Horns honked supportively from passing cars while dozens of Martha’s Vineyard Regional High School (MVRHS) students gathered on the side of Edgartown–Vineyard Haven Road to honor the 21 victims of the Robb Elementary School shootings that occurred on Tuesday, May 24, in Uvalde, Texas. Students waved signs asking, “How many more?” and, “If not now, when?” Other signs demanded: “Keep our schools safe!”
The Uvalde school shootings were the deadliest attack in American history since the 2012 Sandy Hook Elementary School murders in Newtown, Conn. The Uvalde shootings also mark the 27th school shooting in 2022, according to CBS News.
According to an email sent out by Martha’s Vineyard Public Schools, the MVRHS walkout was part of a national walkout organized by the advocacy groups Everytown for Gun Safety and Students Demand Action. Martha’s Vineyard Superintendent Matt D’Andrea also sent a letter to parents about the safety measures the Island was taking for schools. The letter provided guidelines for parents on how to support children, and talk to them about tragic events like school shootings.
The Times talked to some of the MVRHS students who participated in the walkout. All of them shared the sentiment that “enough is enough.”
“I just think that it’s time people in our community and our country recognize it’s an issue anyone can face. Just because it didn’t happen here doesn’t mean it can’t happen here,” senior Lila Mikos said. She added that a school is a place for students not only to study but develop as people: “As students, we just want to feel safe.”
“I think this is enough. I have a brother in third grade, and hearing about all of this stuff, I’m like, ‘What happens if it was my brothers? What happens if it was my school?’ This needs to stop. All of this hate and racism, we’ve been trying to get rid of this. It’s been ongoing for so long, it needs to end. This needs to end,” sophomore Bryonie Brown told the Times.
The Uvalde school shooting comes 10 days after the racially motivated mass shooting in Buffalo, N.Y., that targeted a Black community. During the same month, NBC News reported an anti-Asian shooting in Dallas, Texas, and ABC7 Los Angeles reported a “politically motivated” shooting at a Taiwanese church in California.
The news about the Uvalde shooting was a frightening prospect to MVRHS students. “I feel like it’s scary, as a student myself, knowing that there are other schools around the world where incidents like this can happen, and kids my age can get their hands on firearms,” junior Brayden Scheffer told the Times. “I feel like the U.S. definitely needs to take action and enforce the gun law more.”

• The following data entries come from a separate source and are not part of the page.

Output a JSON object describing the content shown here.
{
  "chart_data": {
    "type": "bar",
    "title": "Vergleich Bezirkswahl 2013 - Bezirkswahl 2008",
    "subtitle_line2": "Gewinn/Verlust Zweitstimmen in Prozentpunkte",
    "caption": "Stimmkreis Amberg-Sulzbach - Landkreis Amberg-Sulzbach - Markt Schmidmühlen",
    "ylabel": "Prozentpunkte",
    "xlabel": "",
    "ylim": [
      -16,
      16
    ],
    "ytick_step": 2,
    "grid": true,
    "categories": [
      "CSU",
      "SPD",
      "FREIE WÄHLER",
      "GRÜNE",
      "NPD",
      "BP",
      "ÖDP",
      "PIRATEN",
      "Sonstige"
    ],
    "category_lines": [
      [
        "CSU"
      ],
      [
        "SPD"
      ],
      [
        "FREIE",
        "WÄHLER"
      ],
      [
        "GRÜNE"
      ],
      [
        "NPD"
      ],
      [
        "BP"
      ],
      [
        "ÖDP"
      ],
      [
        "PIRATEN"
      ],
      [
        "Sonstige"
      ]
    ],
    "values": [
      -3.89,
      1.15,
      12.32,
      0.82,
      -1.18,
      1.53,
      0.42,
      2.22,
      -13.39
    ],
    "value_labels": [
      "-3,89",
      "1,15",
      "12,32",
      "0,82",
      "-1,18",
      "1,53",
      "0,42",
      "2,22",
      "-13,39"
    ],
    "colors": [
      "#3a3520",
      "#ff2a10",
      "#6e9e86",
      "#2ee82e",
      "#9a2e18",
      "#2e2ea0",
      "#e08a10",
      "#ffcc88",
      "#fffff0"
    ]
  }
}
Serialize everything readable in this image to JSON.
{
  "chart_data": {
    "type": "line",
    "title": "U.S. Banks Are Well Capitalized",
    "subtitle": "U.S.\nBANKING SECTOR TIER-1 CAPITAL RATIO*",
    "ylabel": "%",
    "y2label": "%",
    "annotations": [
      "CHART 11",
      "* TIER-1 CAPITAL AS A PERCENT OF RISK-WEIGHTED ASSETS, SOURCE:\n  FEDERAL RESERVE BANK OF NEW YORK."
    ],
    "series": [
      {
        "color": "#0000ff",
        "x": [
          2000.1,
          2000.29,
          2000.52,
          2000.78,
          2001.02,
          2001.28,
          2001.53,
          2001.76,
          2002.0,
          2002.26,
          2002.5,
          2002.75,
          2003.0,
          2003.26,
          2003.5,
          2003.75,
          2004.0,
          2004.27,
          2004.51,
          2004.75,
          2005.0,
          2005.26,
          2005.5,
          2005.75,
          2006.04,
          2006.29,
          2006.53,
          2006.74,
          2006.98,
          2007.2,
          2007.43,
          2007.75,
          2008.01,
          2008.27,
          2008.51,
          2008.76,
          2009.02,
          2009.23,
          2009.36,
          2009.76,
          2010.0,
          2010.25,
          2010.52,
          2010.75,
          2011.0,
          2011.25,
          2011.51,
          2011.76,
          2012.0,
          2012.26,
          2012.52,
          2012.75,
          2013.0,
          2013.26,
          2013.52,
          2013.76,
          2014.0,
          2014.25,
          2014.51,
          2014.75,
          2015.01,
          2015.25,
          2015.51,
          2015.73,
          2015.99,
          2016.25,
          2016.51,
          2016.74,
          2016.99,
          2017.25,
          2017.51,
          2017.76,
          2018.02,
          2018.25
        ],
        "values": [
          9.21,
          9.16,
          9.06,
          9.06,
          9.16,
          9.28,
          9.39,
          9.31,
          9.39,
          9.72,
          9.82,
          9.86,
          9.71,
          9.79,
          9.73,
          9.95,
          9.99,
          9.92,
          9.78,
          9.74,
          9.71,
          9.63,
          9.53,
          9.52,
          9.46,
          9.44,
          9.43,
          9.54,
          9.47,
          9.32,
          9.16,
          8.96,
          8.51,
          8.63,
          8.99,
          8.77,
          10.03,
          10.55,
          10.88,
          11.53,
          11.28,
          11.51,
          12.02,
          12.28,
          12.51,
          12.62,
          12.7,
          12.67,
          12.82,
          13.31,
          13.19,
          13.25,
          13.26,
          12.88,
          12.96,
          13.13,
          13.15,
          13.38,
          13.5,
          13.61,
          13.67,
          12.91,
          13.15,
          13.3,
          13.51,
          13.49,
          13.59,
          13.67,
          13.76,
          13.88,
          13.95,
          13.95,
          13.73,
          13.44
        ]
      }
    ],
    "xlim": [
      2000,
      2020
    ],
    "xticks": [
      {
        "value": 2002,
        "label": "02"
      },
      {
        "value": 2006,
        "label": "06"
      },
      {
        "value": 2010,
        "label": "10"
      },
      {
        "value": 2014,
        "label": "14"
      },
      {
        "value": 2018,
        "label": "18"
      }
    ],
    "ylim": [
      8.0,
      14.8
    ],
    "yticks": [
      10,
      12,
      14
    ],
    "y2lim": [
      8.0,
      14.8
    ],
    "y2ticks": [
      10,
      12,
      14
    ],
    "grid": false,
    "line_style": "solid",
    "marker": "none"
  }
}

“As a student, I feel scared because at any moment someone could enter a building and, you know, accidents can happen. But I think MVRHS does a good job on keeping students safe,” senior Miguel Jarillo said.
Junior student Marcos Rodrigues also felt scared “as a student.” However, he felt people needed to use their voices to enact U.S. gun law changes. “As a citizen, it’s just become such a regular occurrence. These school shootings [happen] every year, there’s a handful of them, and it’s become so unimaginable in the country,” he said.
Marcos also pointed out that gun lobbyists have made it easier for people, especially in Southern states, to purchase firearms. According to the Texas Tribune, the Uvalde shooter legally purchased his gun before his killing spree.
“It’s terrible, and sadly I don’t think a lot is going to change because we have a for-profit government that works at the behest of corporations. So I don’t think a lot will change,” Marcos said. “But we have to use our voice as people and demand that we want these gun laws in place because we’re losing a lot of people due to this, and we’re the only country in the world that has this problem, I feel like, and we really need to solve this problem, it’s horrible.”
Freshman student Mya Gardener believes that with effort, changes can be made to curb gun violence. “I just think it’s been going on for so long. We come to school to learn. We don’t come to school to live in fear of getting shot or hurt,” Mya said. “I think we can work toward gun violence and ending it.”